Hipotonia, czyli choroba polegająca na zbyt niskim ciśnieniu krwi, często bywa lekceważona i traktowana jako niegroźne zjawisko. Takie myślenie jest jednak błędne. Hipotonia, podobnie jak nadciśnienie, musi być traktowana jako choroba i leczona w odpowiedni sposób.

Zbyt niskie ciśnienie krwi jest poważnym problemem dla milionów osób na całym świecie. Kiedy można mówić o problemach ze zbyt niskim ciśnieniem krwi?

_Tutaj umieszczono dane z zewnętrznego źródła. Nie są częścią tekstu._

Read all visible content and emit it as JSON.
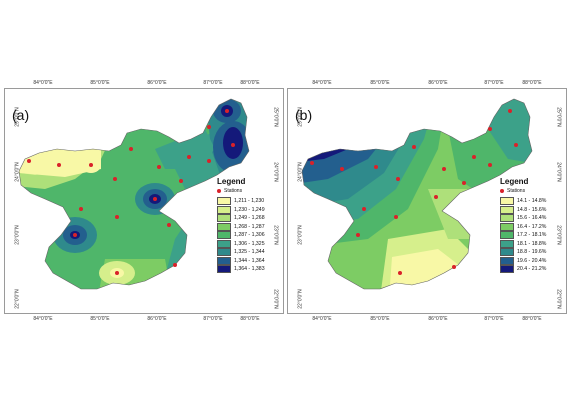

Dlaczego jest to tak poważny problem?

Hipotonia jest jedną z tych dolegliwości, która nie doczekała się jeszcze własnej definicji. O problemach ze zbyt niskim ciśnieniem krwi przyjęło się jednak mówić w chwili, gdy odbiega ono od ogólnie przyjętych norm. W przypadku mężczyzn hipotonia pojawia się zatem w chwili, gdy ich ciśnienie skurczowe wynosi mniej, niż 110-100 mm Hg, a rozkurczowe – poniżej 7-65 mm Hg. W przypadku pań o problemach mówi się w chwili, gdy te wartości nie przekraczają 100 i 65 mm Hg.

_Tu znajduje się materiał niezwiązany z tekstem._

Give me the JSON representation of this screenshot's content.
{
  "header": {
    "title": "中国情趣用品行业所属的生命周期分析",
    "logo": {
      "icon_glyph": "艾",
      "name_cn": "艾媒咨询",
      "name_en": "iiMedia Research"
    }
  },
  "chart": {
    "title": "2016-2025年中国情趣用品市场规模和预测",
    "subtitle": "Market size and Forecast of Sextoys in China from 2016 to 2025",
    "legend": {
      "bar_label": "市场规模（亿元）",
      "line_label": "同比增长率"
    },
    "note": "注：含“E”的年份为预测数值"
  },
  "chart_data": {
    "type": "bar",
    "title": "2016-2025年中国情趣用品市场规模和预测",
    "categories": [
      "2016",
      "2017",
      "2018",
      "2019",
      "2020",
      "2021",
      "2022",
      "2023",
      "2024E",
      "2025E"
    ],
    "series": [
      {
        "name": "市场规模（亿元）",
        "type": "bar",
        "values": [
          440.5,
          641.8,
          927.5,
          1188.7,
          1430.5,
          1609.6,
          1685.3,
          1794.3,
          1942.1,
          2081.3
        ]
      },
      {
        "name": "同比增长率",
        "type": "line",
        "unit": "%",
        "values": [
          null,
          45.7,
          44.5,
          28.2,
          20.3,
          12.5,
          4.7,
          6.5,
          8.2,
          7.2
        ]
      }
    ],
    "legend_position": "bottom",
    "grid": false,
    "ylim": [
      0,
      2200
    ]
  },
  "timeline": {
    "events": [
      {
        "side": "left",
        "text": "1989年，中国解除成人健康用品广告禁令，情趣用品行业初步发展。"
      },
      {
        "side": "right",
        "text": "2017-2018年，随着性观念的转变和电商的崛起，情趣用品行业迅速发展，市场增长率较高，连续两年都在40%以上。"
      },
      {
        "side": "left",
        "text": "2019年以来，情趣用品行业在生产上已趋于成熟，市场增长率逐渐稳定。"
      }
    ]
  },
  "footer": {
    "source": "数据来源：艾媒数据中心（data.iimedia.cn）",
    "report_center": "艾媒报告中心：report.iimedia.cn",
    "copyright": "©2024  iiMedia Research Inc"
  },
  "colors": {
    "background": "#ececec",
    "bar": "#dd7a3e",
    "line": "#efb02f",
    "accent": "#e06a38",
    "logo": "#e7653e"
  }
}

Problem związany ze zbyt niskim ciśnieniem krwi jest zjawiskiem dość powszechnym i może dotyczyć ludzi w różnym wieku. Dość często z tym problemem muszą się borykać dzieci oraz nastolatki, choć w ich przypadku problem ten często rozwiązuje się w naturalny sposób wraz z procesem dojrzewania. Często problemy ze zbyt niskim ciśnieniem mają kobiety, w szczególności te pomiędzy 40. a 50 rokiem życia. Panowie natomiast częściej uskarżają się na zbyt niskie ciśnienie krwi w okresie starości. Hipotonia jest też dość częstym problemem tych osób, które mają zbyt niską masę ciała.

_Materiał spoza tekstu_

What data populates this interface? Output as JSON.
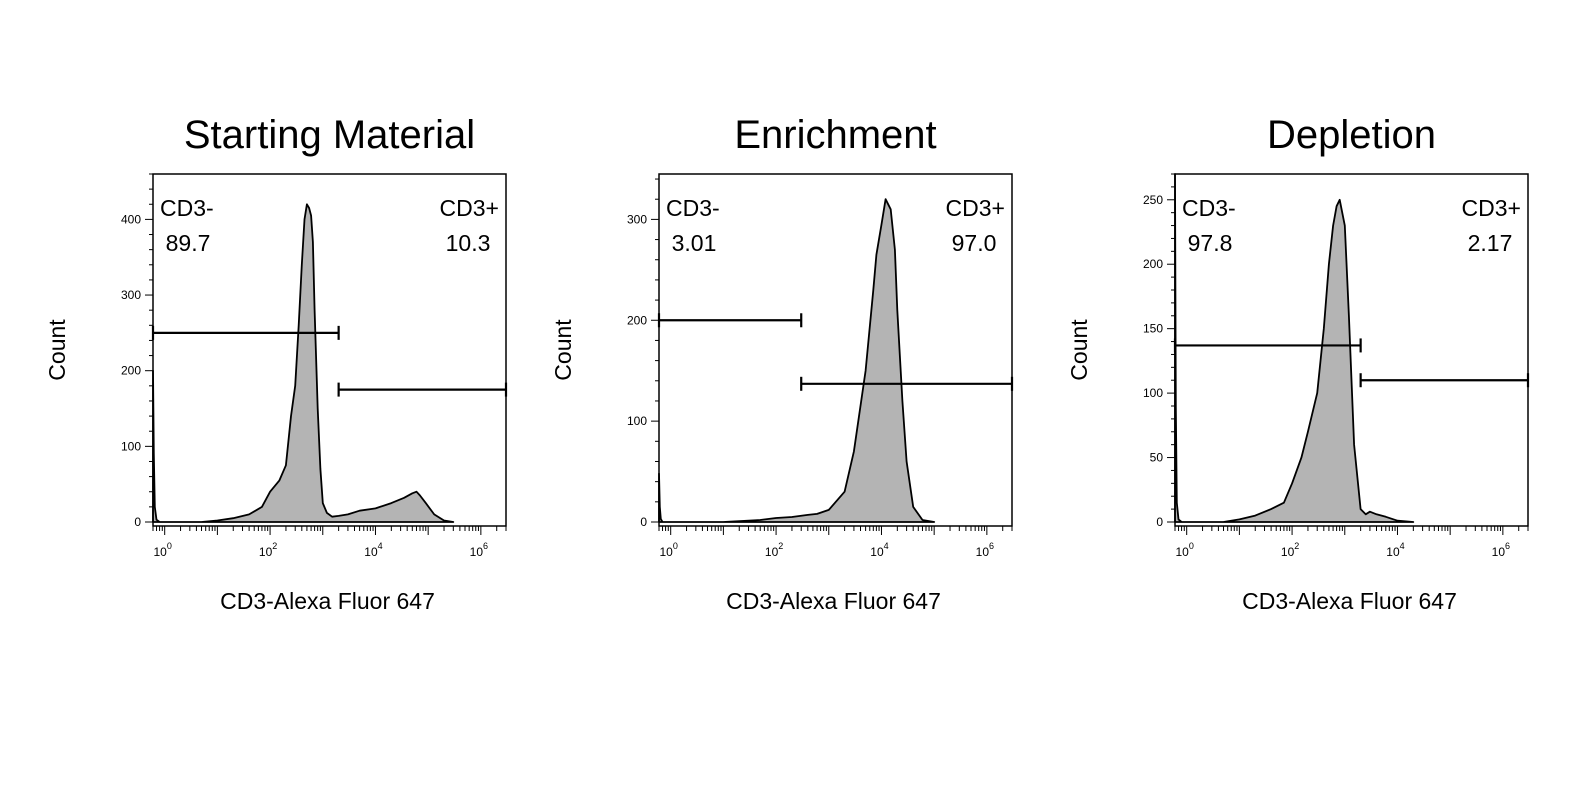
{
  "chart_data": [
    {
      "type": "area",
      "title": "Starting Material",
      "xlabel": "CD3-Alexa Fluor 647",
      "ylabel": "Count",
      "xscale": "log",
      "xlim": [
        0.6,
        3000000
      ],
      "ylim": [
        0,
        460
      ],
      "x_ticks": [
        {
          "value": 1,
          "base": "10",
          "exp": "0"
        },
        {
          "value": 100,
          "base": "10",
          "exp": "2"
        },
        {
          "value": 10000,
          "base": "10",
          "exp": "4"
        },
        {
          "value": 1000000,
          "base": "10",
          "exp": "6"
        }
      ],
      "y_ticks": [
        {
          "value": 0,
          "label": "0"
        },
        {
          "value": 100,
          "label": "100"
        },
        {
          "value": 200,
          "label": "200"
        },
        {
          "value": 300,
          "label": "300"
        },
        {
          "value": 400,
          "label": "400"
        }
      ],
      "histogram": {
        "x": [
          0.6,
          0.62,
          0.65,
          0.7,
          0.8,
          5,
          10,
          20,
          40,
          70,
          100,
          150,
          200,
          250,
          300,
          350,
          400,
          450,
          500,
          550,
          600,
          650,
          700,
          800,
          900,
          1000,
          1200,
          1500,
          2000,
          3000,
          5000,
          10000,
          20000,
          35000,
          50000,
          60000,
          70000,
          90000,
          130000,
          200000,
          300000
        ],
        "y": [
          200,
          90,
          20,
          3,
          0,
          0,
          2,
          5,
          10,
          20,
          40,
          55,
          75,
          140,
          180,
          260,
          340,
          400,
          420,
          415,
          405,
          370,
          280,
          150,
          70,
          25,
          12,
          7,
          8,
          10,
          15,
          18,
          25,
          32,
          38,
          40,
          35,
          25,
          10,
          2,
          0
        ]
      },
      "gates": [
        {
          "name": "CD3-",
          "x_range": [
            0.6,
            2000
          ],
          "y_level": 250,
          "percent": "89.7",
          "position": "top-left"
        },
        {
          "name": "CD3+",
          "x_range": [
            2000,
            3000000
          ],
          "y_level": 175,
          "percent": "10.3",
          "position": "top-right"
        }
      ]
    },
    {
      "type": "area",
      "title": "Enrichment",
      "xlabel": "CD3-Alexa Fluor 647",
      "ylabel": "Count",
      "xscale": "log",
      "xlim": [
        0.6,
        3000000
      ],
      "ylim": [
        0,
        345
      ],
      "x_ticks": [
        {
          "value": 1,
          "base": "10",
          "exp": "0"
        },
        {
          "value": 100,
          "base": "10",
          "exp": "2"
        },
        {
          "value": 10000,
          "base": "10",
          "exp": "4"
        },
        {
          "value": 1000000,
          "base": "10",
          "exp": "6"
        }
      ],
      "y_ticks": [
        {
          "value": 0,
          "label": "0"
        },
        {
          "value": 100,
          "label": "100"
        },
        {
          "value": 200,
          "label": "200"
        },
        {
          "value": 300,
          "label": "300"
        }
      ],
      "histogram": {
        "x": [
          0.6,
          0.62,
          0.65,
          0.7,
          1,
          10,
          50,
          100,
          200,
          400,
          600,
          1000,
          2000,
          3000,
          5000,
          7000,
          8000,
          10000,
          12000,
          15000,
          18000,
          20000,
          25000,
          30000,
          40000,
          60000,
          100000
        ],
        "y": [
          48,
          15,
          3,
          0,
          0,
          0,
          2,
          4,
          5,
          7,
          8,
          12,
          30,
          70,
          150,
          230,
          265,
          295,
          320,
          310,
          270,
          210,
          120,
          60,
          15,
          2,
          0
        ]
      },
      "gates": [
        {
          "name": "CD3-",
          "x_range": [
            0.6,
            300
          ],
          "y_level": 200,
          "percent": "3.01",
          "position": "top-left"
        },
        {
          "name": "CD3+",
          "x_range": [
            300,
            3000000
          ],
          "y_level": 137,
          "percent": "97.0",
          "position": "top-right"
        }
      ]
    },
    {
      "type": "area",
      "title": "Depletion",
      "xlabel": "CD3-Alexa Fluor 647",
      "ylabel": "Count",
      "xscale": "log",
      "xlim": [
        0.6,
        3000000
      ],
      "ylim": [
        0,
        270
      ],
      "x_ticks": [
        {
          "value": 1,
          "base": "10",
          "exp": "0"
        },
        {
          "value": 100,
          "base": "10",
          "exp": "2"
        },
        {
          "value": 10000,
          "base": "10",
          "exp": "4"
        },
        {
          "value": 1000000,
          "base": "10",
          "exp": "6"
        }
      ],
      "y_ticks": [
        {
          "value": 0,
          "label": "0"
        },
        {
          "value": 50,
          "label": "50"
        },
        {
          "value": 100,
          "label": "100"
        },
        {
          "value": 150,
          "label": "150"
        },
        {
          "value": 200,
          "label": "200"
        },
        {
          "value": 250,
          "label": "250"
        }
      ],
      "histogram": {
        "x": [
          0.6,
          0.62,
          0.65,
          0.7,
          0.8,
          5,
          10,
          20,
          40,
          70,
          100,
          150,
          200,
          300,
          400,
          500,
          600,
          700,
          800,
          1000,
          1200,
          1500,
          2000,
          2500,
          3000,
          4000,
          6000,
          10000,
          20000
        ],
        "y": [
          270,
          90,
          15,
          2,
          0,
          0,
          2,
          5,
          10,
          15,
          30,
          50,
          70,
          100,
          150,
          200,
          230,
          245,
          250,
          230,
          160,
          60,
          10,
          6,
          8,
          6,
          4,
          1,
          0
        ]
      },
      "gates": [
        {
          "name": "CD3-",
          "x_range": [
            0.6,
            2000
          ],
          "y_level": 137,
          "percent": "97.8",
          "position": "top-left"
        },
        {
          "name": "CD3+",
          "x_range": [
            2000,
            3000000
          ],
          "y_level": 110,
          "percent": "2.17",
          "position": "top-right"
        }
      ]
    }
  ]
}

Za problemy ze zbyt niskim ciśnieniem mogą być odpowiedzialne różne czynniki. Czasem duże znaczenie okazują się mieć czynniki psychiczne, czasem można mówić o dziedziczności w przypadku tej choroby. Na problemy ze zbyt niskim ciśnieniem krwi wpływać może również styl życia, a w szczególności brak ruchu.